De ce que tu m’as demandé quelle est la femme qui vit dans mon cœur. Peut-il s’occuper d’une autre femme que la belle Flerida ?

camacho.

Vous l’aimez à l’excès, j’en conviens ; mais pourtant un autre amour vous distrait en ce moment.

don césar.

Parce que je suis loin d’elle, hélas !

camacho.

Il n’y a pas de quoi soupirer.

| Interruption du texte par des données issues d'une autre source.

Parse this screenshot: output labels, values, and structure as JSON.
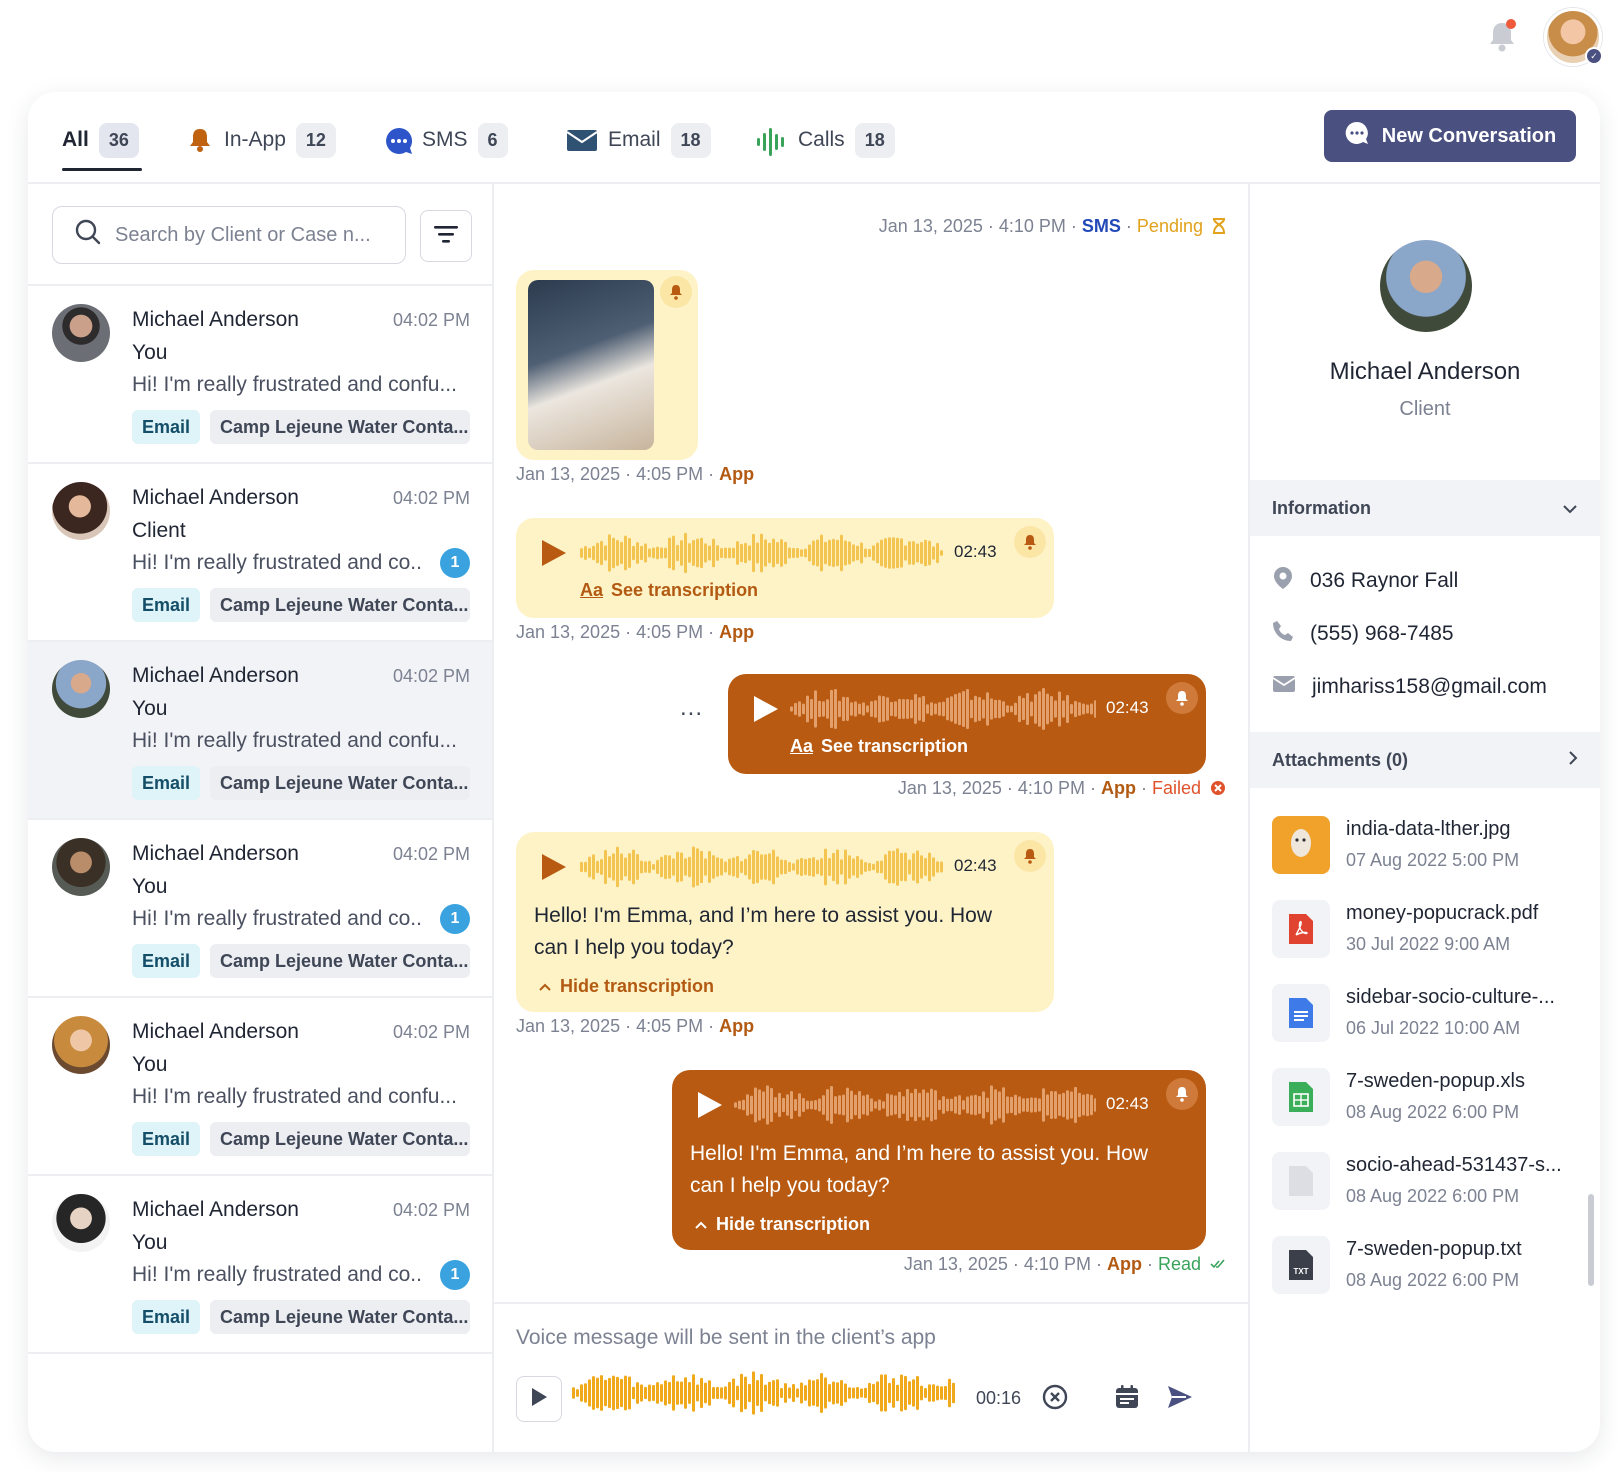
{
  "topbar": {
    "avatar_badge": "✓"
  },
  "tabs": [
    {
      "label": "All",
      "count": "36"
    },
    {
      "label": "In-App",
      "count": "12"
    },
    {
      "label": "SMS",
      "count": "6"
    },
    {
      "label": "Email",
      "count": "18"
    },
    {
      "label": "Calls",
      "count": "18"
    }
  ],
  "new_conversation_label": "New Conversation",
  "search": {
    "placeholder": "Search by Client or Case n..."
  },
  "conversations": [
    {
      "name": "Michael Anderson",
      "time": "04:02 PM",
      "who": "You",
      "preview": "Hi! I'm really frustrated and confu...",
      "unread": "",
      "channel": "Email",
      "case": "Camp Lejeune Water Conta..."
    },
    {
      "name": "Michael Anderson",
      "time": "04:02 PM",
      "who": "Client",
      "preview": "Hi! I'm really frustrated and co...",
      "unread": "1",
      "channel": "Email",
      "case": "Camp Lejeune Water Conta..."
    },
    {
      "name": "Michael Anderson",
      "time": "04:02 PM",
      "who": "You",
      "preview": "Hi! I'm really frustrated and confu...",
      "unread": "",
      "channel": "Email",
      "case": "Camp Lejeune Water Conta..."
    },
    {
      "name": "Michael Anderson",
      "time": "04:02 PM",
      "who": "You",
      "preview": "Hi! I'm really frustrated and co...",
      "unread": "1",
      "channel": "Email",
      "case": "Camp Lejeune Water Conta..."
    },
    {
      "name": "Michael Anderson",
      "time": "04:02 PM",
      "who": "You",
      "preview": "Hi! I'm really frustrated and confu...",
      "unread": "",
      "channel": "Email",
      "case": "Camp Lejeune Water Conta..."
    },
    {
      "name": "Michael Anderson",
      "time": "04:02 PM",
      "who": "You",
      "preview": "Hi! I'm really frustrated and co...",
      "unread": "1",
      "channel": "Email",
      "case": "Camp Lejeune Water Conta..."
    }
  ],
  "thread": {
    "meta1": {
      "date": "Jan 13, 2025 · 4:10 PM",
      "sep": " · ",
      "channel": "SMS",
      "status": "Pending"
    },
    "meta2": {
      "date": "Jan 13, 2025 · 4:05 PM",
      "sep": " · ",
      "channel": "App"
    },
    "meta3": {
      "date": "Jan 13, 2025 · 4:05 PM",
      "sep": " · ",
      "channel": "App"
    },
    "meta4": {
      "date": "Jan 13, 2025 · 4:10 PM",
      "sep": " · ",
      "channel": "App",
      "status": "Failed"
    },
    "meta5": {
      "date": "Jan 13, 2025 · 4:05 PM",
      "sep": " · ",
      "channel": "App"
    },
    "meta6": {
      "date": "Jan 13, 2025 · 4:10 PM",
      "sep": " · ",
      "channel": "App",
      "status": "Read"
    },
    "duration": "02:43",
    "see_transcription": "See transcription",
    "hide_transcription": "Hide transcription",
    "transcript": "Hello! I'm Emma, and I’m here to assist you. How can I help you today?",
    "more": "..."
  },
  "composer": {
    "hint": "Voice message will be sent in the client’s app",
    "duration": "00:16"
  },
  "profile": {
    "name": "Michael Anderson",
    "role": "Client"
  },
  "information": {
    "title": "Information",
    "address": "036 Raynor Fall",
    "phone": "(555) 968-7485",
    "email": "jimhariss158@gmail.com"
  },
  "attachments": {
    "title": "Attachments (0)",
    "items": [
      {
        "name": "india-data-lther.jpg",
        "date": "07 Aug 2022 5:00 PM",
        "icon": "image-file-icon"
      },
      {
        "name": "money-popucrack.pdf",
        "date": "30 Jul 2022 9:00 AM",
        "icon": "pdf-file-icon"
      },
      {
        "name": "sidebar-socio-culture-...",
        "date": "06 Jul 2022 10:00 AM",
        "icon": "doc-file-icon"
      },
      {
        "name": "7-sweden-popup.xls",
        "date": "08 Aug 2022 6:00 PM",
        "icon": "sheet-file-icon"
      },
      {
        "name": "socio-ahead-531437-s...",
        "date": "08 Aug 2022 6:00 PM",
        "icon": "generic-file-icon"
      },
      {
        "name": "7-sweden-popup.txt",
        "date": "08 Aug 2022 6:00 PM",
        "icon": "txt-file-icon",
        "badge": "TXT"
      }
    ]
  },
  "colors": {
    "primary": "#4a5180",
    "light_bubble": "#fdf3c6",
    "dark_bubble": "#b85a12",
    "wave_light": "#f4c451",
    "wave_dark": "#e3a06a",
    "composer_wave": "#f0a91a"
  }
}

Tous et toutes nous en faisons autant.

don césar.

J’ai perdu en une nuit fatale ma patrie et mes amours.

camacho.

Et vous avez commis une faute que tout le monde vous reproche.

don césar.

De m’être battu, n’est-ce pas ?

camacho.

Non, une autre.

don césar.

Laquelle, alors ?

camacho.

Une autre, monseigneur, qui est bien moins pardonnable que de vous être battu et d’avoir tué votre homme.

don césar.

Mais laquelle, enfin ?

camacho.

D’avoir fui ainsi à la hâte, d’avoir quitté votre patrie sans enlever vos amours.

don césar.

Fort bien ; mais s’ils aiment, ceux qui m’accusent, dis-leur qu’ils entrent chez leur dame et qu’ils la trouvent avec un autre… Puis, dans une circonstance aussi cruelle, il me fut impossible de modérer ma colère et de conserver ma présence d’esprit… Si c’était à recommencer, je me conduirais sans doute autrement, parce qu’on ne commet pas deux fois la même faute ; mais je n’avais pas alors ma funeste expérience. — Mais que sera devenue Flerida ?

camacho.

J’ai entendu dire à un voyageur qu’on assurait à Naples qu’elle s’était retirée dans un couvent.

don césar.

Le crois-tu, toi, Camacho ?

camacho.

Moi, monseigneur, je crois tout ce que vous voudrez que je croie.